Hepsi maskeli ve her şeyleri sahte !
Gerçek insan, devrimci ve aydınlık insan olsalar,
-Türk Devrimi’ni, Atatürk’ü ve Türkleri- bunca küçümseyip, aşağılamazlar…
Bu kadar dış proleterya ile örtüşmezler !
Bütün tutarsızlıklarını tefavuk ve tesadüf sentezi ve saçma kavramında bir tüketim de demokrat(t)si komikliklerine bağlamazlar…
Bunların ağababaları olan, yukarıda adlarını ve güya entelektüel katkıların (!) saydığımız anlı şanlı “profösör” titrine sahip zat-ı muhteremler de, bunca Türk ve Atatürk düşmanı olmazlar…
Hani diyorlar ya ?
İç ve dış konjonktür çok örtüştü diye (!)
Hakikaten tencere yuvarlanıp, ancak bu kadar kapağını bulabiliyor…
Bu nedenle insan, halk ve ulus düşmanı bu ucubat ve ubusat ehli; hakikaten insan tanımında olsalar, Türk "ulusal sorunu"nu ve onun normal seyrinde akan mecraına yaptıkları utanmaz müdahalelerle, tarihsel çizginin nasıl saptırabildiğini görüp, kabul ederler.
Ve hepsinden önemlisi; bal gibi bildikleri halde Türk halk/uluslaşma sorununu, işbirlikçi/ırkçı karakterli siyasi ulusçu hareket" le, sırf -işlerine öyle geldiği için- kasten karıştırmazlar !
Gericilerle, etnik faşolarla ve fonlanmış mezhepcilerle "yol arkadaşlığı"nı ve aynı tabaktan beslenmeyi, alenen ve bu kadar rahatlkla içselleştirmiş olmazlar…
Sahte d-insan hakçılığı ve "cici Türkiyeli oligarşik tüketim demokra(t)si”nin fonlanmış kurşun askerleri ve beslemesi olmazlar !
Ne bileyim işte.. Globalizm = sosyalizm, Yeni Dünya Düzeni’ne de = humanizm’dir- diyerek, bizi zarflamazlar...
İnsan tanımından çıkıp, insanımsılığa ermiş neo feodalitede (sanayi kökenli) ilkel ve barbarları...
Bunların icamali üst ’elit’e ve bunların sürü ve güruhu olmuş her türden avam cemaatine hem gülüyor hem de çok acıyorum !
Birtengri bunları gerçek anlamda insan=insan olmaya doğru yönlendirsin ve de ıslah etsin !
Ahmet Kutlu AYYÜCE
Şubat/ İkibinon
YORUMLAR
Değerli Ahmet Kutlu AYYÜCE,yazınızı içselleştirdim.

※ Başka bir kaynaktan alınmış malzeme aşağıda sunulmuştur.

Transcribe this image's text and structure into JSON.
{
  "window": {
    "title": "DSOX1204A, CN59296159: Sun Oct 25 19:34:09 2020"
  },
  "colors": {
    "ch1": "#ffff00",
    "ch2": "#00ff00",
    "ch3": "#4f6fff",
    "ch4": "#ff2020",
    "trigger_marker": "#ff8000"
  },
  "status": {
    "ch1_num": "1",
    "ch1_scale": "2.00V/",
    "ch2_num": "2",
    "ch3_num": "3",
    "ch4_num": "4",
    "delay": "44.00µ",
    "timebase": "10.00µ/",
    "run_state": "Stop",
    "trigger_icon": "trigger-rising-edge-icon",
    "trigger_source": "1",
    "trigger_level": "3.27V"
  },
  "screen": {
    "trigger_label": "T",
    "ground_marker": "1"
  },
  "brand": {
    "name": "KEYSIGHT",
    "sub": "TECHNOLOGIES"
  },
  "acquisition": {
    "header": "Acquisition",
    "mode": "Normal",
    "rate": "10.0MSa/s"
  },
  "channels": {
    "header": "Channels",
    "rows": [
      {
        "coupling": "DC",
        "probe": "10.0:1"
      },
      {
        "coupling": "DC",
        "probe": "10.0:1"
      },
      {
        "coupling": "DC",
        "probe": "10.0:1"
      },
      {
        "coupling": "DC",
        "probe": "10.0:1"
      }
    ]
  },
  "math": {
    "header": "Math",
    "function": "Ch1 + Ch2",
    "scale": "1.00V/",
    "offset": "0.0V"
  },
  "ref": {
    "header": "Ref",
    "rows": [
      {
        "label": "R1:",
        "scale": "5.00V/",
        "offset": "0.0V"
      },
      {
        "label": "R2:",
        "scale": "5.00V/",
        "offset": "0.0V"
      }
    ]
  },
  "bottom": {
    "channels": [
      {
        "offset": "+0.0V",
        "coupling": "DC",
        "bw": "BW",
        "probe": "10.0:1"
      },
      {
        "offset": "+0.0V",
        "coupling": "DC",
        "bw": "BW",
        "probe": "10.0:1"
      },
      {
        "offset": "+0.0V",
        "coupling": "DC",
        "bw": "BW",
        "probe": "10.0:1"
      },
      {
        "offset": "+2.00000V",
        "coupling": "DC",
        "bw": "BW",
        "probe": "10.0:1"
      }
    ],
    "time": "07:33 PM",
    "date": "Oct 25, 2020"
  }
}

Birkaç defa okudum. 'Haklı olmak için her şeyin mübah olduğu' neo-liberal bir anlayışta söyledikleriniz az bile. Özel kurumların ve kuruluşların çalışma ve çalıştırma yöntemleri yazınızın haklılığını anlatmak için yeter de artar bile.
Çok kutluyor, selamlarımı gönderiyorum.
Göktürkmen
Teşekkür ederim. Esenlikle...
İnsan tanımından çıkıp, insanımsılığa ermiş neo feodal (sanayi kökenli), ilkel ve barbarlar icamali üst ’elit’e ve bunların sürü ve güruhu olmuş her türden avam cemaatine hem gülüyor hem de çok acıyorum !
Birtengri bunları gerçek anlamda insan=insan olmaya doğru yönlendirsin ve de ıslah etsin
HOCAM BU KADAR İYİ YAZDIĞINIZA GÖRE ÇOK KİTAP OKUMUŞSUNUZ KUTLARIM, BAYAĞI İYİYDİ,TEBRİKLER.KALEMİNİZ ELİNİZDEN DÜŞMESİN.SAYGILAR.
Göktürkmen
Sevgili Kardeşim; yazınız büyük bir mantık yürütme ürünü. Haklı olduğunuz yönler de var.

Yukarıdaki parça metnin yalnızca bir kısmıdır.